Maybe the third world is going to come up to "our" level or "we're" going to go down to "their" level, but either way, the planet is hosed.
Seven billion people can't drive cars, use coal power, and shop for cheap plastic crap at the Wal-Mart, but neither can seven billion people become subsistence farmers who supplement their diets with poached wild animals.
In my perfect world, in 200 years we'd have about a billion people living simple lives in small areas of the planet, and "using" the rest of the planet in ways that are "sustainable." For example, I would like to see a large area of the Great Plains set aside as a "natural area" with bison and native plants, with some kind of rotational grazing, mowing, and limited cropping system. In order to avoid overt resource exploitation, we need a "magic" energy source. Fusion energy with solar could provide this "magic" energy.
pscot
(21,024 posts)the fabulous Turkey Digester that was going to solve our energy problems.
longship
(40,416 posts)It is at least a theoretical framework which can be tested. I imagine if it has at least some plausibility that such tests will happen.
But, I would caution cheerleaders for this to relax a bit. One peer reviewed paper does not validate new science. The only authority in science is nature herself. People can be wrong, nature never is.
Cold fusion is a hypothesis which has been pretty much debunked -- Pons and Fleischman went nowhere. But if there is a plausible mechanism that might lead the way to important new physics something might have been missed.
Frankly I am very skeptical about this. It is unlikely with what we know about fusion that this could have been missed. However, as I am no expert here, I just don't know for sure. I suspect that either this will show a way forward or it will be torn apart by either fatal theoretical flaws or lack of experimental validation.
Cold fusion, it seems to me, has a variety of problems at the very basis of physics. If it were possible we would probably have seen these variances prior to these claims.
But, as I indicated, I am no expert. (Mere BS in physics).
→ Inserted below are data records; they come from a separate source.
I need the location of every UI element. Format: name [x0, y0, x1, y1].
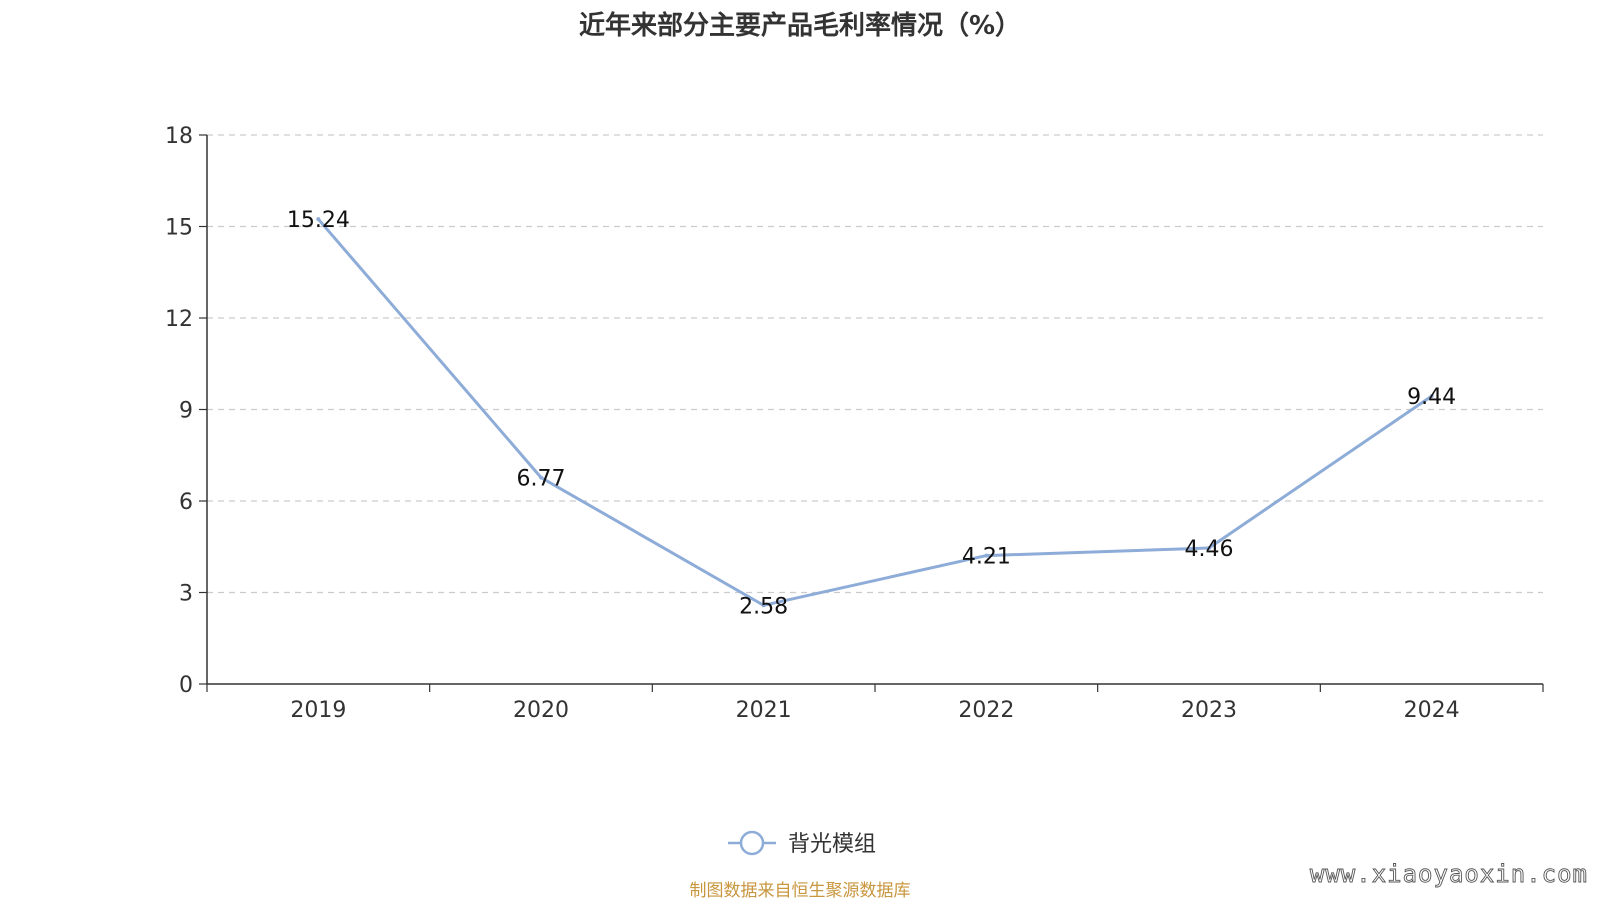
data-point — [316, 217, 321, 222]
x-tick-label: 2022 — [958, 698, 1014, 723]
data-point — [1207, 545, 1211, 550]
y-tick-label: 15 — [165, 216, 193, 241]
legend-circle-icon — [739, 830, 765, 856]
data-label: 9.44 — [1407, 385, 1456, 410]
watermark: www.xiaoyaoxin.com — [1310, 860, 1588, 888]
grid-layer — [207, 134, 1543, 594]
data-label: 6.77 — [517, 467, 566, 492]
legend[interactable]: 背光模组 — [728, 830, 876, 857]
series-layer — [316, 217, 1434, 608]
y-tick-label: 3 — [179, 582, 193, 607]
y-tick-label: 9 — [179, 399, 193, 424]
data-point — [539, 475, 543, 480]
y-tick-label: 12 — [165, 307, 193, 332]
x-tick-label: 2023 — [1181, 698, 1237, 723]
series-line — [316, 217, 1434, 607]
data-point — [1429, 394, 1434, 399]
data-label: 2.58 — [739, 594, 788, 619]
data-point — [984, 553, 989, 558]
x-tick-label: 2021 — [736, 698, 792, 723]
data-label-layer: 15.24 6.77 2.58 4.21 4.46 9.44 — [287, 208, 1456, 619]
data-label: 4.46 — [1185, 537, 1234, 562]
chart-title: 近年来部分主要产品毛利率情况（%） — [579, 10, 1021, 41]
y-tick-label: 6 — [179, 490, 193, 515]
y-tick-label: 0 — [179, 673, 193, 698]
data-label: 4.21 — [962, 545, 1011, 570]
x-tick-label: 2019 — [290, 698, 346, 723]
y-tick-label: 18 — [165, 124, 193, 149]
data-label: 15.24 — [287, 208, 350, 233]
x-tick-label: 2020 — [513, 698, 569, 723]
x-tick-label: 2024 — [1404, 698, 1460, 723]
axis-layer: 0 3 6 9 12 15 18 2019 2020 2021 2022 2023 2024 — [165, 124, 1544, 723]
legend-label: 背光模组 — [788, 832, 876, 857]
source-note: 制图数据来自恒生聚源数据库 — [690, 881, 911, 900]
data-point — [761, 603, 766, 608]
We are just going to have to let the physicists sort this out.
eppur_se_muova
(36,261 posts)"Now a low energy free neutron is something very nice to have for it quickly combines with other protons to form deuterium, tritium and finally quadrium. The quadrium only lasts for an instant before undergoing a process called beta decay turning it into helium."
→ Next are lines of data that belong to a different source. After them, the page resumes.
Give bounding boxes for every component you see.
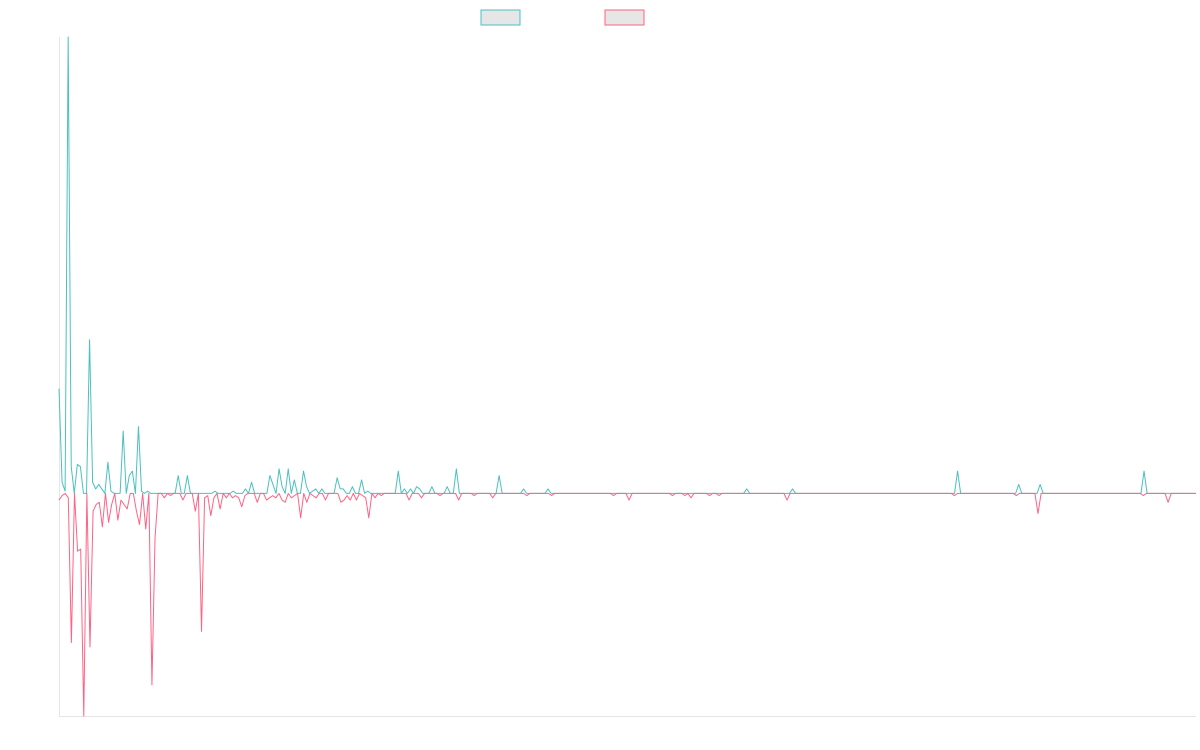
legend	[480, 9, 645, 26]
series-layer	[58, 36, 1196, 717]
series-line-2	[58, 492, 1196, 717]
series-line-1	[58, 36, 1196, 494]
plot-area	[58, 36, 1196, 717]
legend-swatch-series-1[interactable]	[480, 9, 521, 26]
legend-swatch-series-2[interactable]	[604, 9, 645, 26]
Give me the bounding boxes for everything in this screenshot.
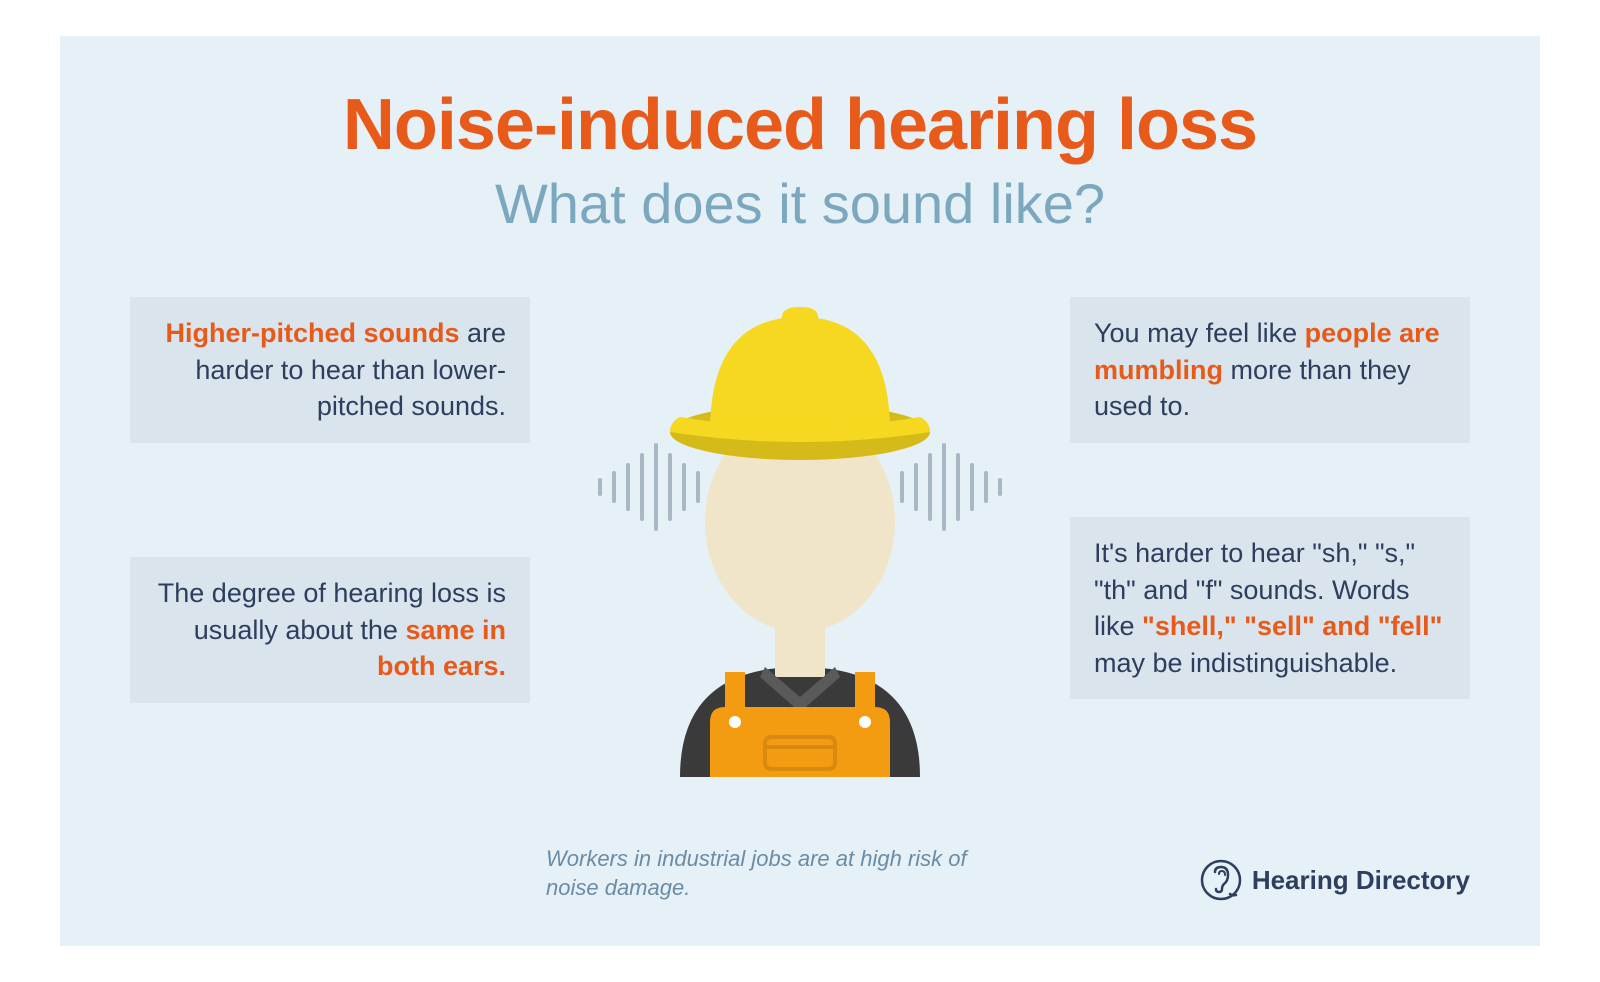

Low-energy neutrons do not "quickly combine" with protons. This is not how either deuterium or tritium is formed, and "quadrium" -- not a standard term -- does not β-decay to He-4, but loses a neutron (duh!) to form H-3.
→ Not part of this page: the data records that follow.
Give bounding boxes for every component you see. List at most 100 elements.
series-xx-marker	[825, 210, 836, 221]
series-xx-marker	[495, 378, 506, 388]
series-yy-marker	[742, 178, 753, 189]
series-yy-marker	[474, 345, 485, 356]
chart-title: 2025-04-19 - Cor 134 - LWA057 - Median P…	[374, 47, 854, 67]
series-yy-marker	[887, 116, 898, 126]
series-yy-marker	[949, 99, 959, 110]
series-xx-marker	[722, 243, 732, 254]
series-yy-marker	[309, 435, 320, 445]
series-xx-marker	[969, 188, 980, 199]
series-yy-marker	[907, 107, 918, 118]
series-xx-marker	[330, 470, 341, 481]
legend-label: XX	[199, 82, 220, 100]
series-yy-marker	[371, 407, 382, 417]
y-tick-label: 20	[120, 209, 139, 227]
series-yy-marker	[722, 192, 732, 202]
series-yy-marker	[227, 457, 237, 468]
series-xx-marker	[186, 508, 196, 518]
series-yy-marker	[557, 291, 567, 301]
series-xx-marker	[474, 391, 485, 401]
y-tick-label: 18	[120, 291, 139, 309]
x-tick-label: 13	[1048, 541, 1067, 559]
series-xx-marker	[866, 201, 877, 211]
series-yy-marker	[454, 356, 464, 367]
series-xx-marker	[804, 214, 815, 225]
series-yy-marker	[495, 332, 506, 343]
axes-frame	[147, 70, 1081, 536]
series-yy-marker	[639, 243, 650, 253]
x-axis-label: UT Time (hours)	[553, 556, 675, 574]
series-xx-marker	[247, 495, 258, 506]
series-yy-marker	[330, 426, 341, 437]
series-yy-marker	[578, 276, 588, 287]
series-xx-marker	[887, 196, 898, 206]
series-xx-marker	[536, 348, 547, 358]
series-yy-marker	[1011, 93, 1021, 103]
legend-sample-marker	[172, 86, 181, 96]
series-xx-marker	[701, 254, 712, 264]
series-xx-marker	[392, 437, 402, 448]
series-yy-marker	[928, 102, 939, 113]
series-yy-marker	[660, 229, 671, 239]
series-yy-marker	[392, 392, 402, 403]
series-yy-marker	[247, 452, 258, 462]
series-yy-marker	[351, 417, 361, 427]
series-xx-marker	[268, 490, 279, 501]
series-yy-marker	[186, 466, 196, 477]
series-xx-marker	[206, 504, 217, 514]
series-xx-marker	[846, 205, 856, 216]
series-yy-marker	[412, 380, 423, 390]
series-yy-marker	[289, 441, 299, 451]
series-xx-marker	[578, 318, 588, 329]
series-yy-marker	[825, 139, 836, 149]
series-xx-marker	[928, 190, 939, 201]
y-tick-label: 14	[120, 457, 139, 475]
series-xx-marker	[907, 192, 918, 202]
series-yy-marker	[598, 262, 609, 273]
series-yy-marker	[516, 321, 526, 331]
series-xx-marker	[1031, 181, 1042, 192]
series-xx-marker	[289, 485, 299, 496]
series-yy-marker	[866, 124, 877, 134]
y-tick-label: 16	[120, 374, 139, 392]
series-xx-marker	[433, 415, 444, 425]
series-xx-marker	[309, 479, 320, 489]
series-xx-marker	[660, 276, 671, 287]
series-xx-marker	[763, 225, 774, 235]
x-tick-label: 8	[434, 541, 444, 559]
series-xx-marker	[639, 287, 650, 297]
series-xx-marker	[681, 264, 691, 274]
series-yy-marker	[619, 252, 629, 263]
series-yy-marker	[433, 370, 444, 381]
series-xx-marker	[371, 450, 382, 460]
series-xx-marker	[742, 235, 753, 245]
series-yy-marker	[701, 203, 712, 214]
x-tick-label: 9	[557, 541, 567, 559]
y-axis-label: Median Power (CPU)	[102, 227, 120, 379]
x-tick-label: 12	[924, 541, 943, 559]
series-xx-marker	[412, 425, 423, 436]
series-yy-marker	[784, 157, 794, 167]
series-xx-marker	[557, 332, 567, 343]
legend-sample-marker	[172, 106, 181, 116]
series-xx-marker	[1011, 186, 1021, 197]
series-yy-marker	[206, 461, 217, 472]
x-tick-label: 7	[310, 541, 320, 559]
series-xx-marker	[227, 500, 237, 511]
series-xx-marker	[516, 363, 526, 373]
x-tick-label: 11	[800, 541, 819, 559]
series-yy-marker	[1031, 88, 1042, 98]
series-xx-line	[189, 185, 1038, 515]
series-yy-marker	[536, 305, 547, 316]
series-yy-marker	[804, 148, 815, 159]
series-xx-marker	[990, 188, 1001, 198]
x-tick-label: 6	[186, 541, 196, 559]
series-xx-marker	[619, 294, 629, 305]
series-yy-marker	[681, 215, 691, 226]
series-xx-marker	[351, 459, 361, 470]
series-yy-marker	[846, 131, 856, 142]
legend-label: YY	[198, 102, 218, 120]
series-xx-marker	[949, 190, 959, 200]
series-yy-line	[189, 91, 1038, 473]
The very name "quantum fusion" sends up a red flag, since *everything* at the subatomic level is "quantum", including every form of fusion ! This article is just a big word salad made from snippets of scientific terminology.
This topic will vanish when the pool of gullible investors is exhausted.
GliderGuider
(21,088 posts)The thing that interests me, more than the specifics of his claim, is the fact that multiple apparently independent sources are reporting apparently similar observations. That suggests to me that something is afoot.
eppur_se_muova
(36,261 posts)By which I mean peer-reviewed **published** results.
Google can't find much of anything about Robert Godes that wasn't written by Robert Godes, or taken from an interview of Robert Godes.
Smells like another Elchin Khalilov.
GliderGuider
(21,088 posts)eppur_se_muova
(36,261 posts)GliderGuider
(21,088 posts)RobertEarl
(13,685 posts)I was worried there for a minute.
FogerRox
(13,211 posts)I dont doubt that low order reactions can occur. A practical way to generate 500 gigs, no way.
NickB79
(19,236 posts)As others have pointed out, there's virtually nothing on him that hasn't been written by himself.
Dead_Parrot
(14,478 posts)FogerRox
(13,211 posts)Polywell fusion at EMC2, Tri Alpha out of UCB, Focus Fusion out of NJ, are all looking at Proton Boron 11 fusion. All 3 projects undergo some level of peer review and receive real funding.
All this is by Godes is his own version of the so called Rossi LENR E-cat.
Real science attracts real money, bullshit attracts flies.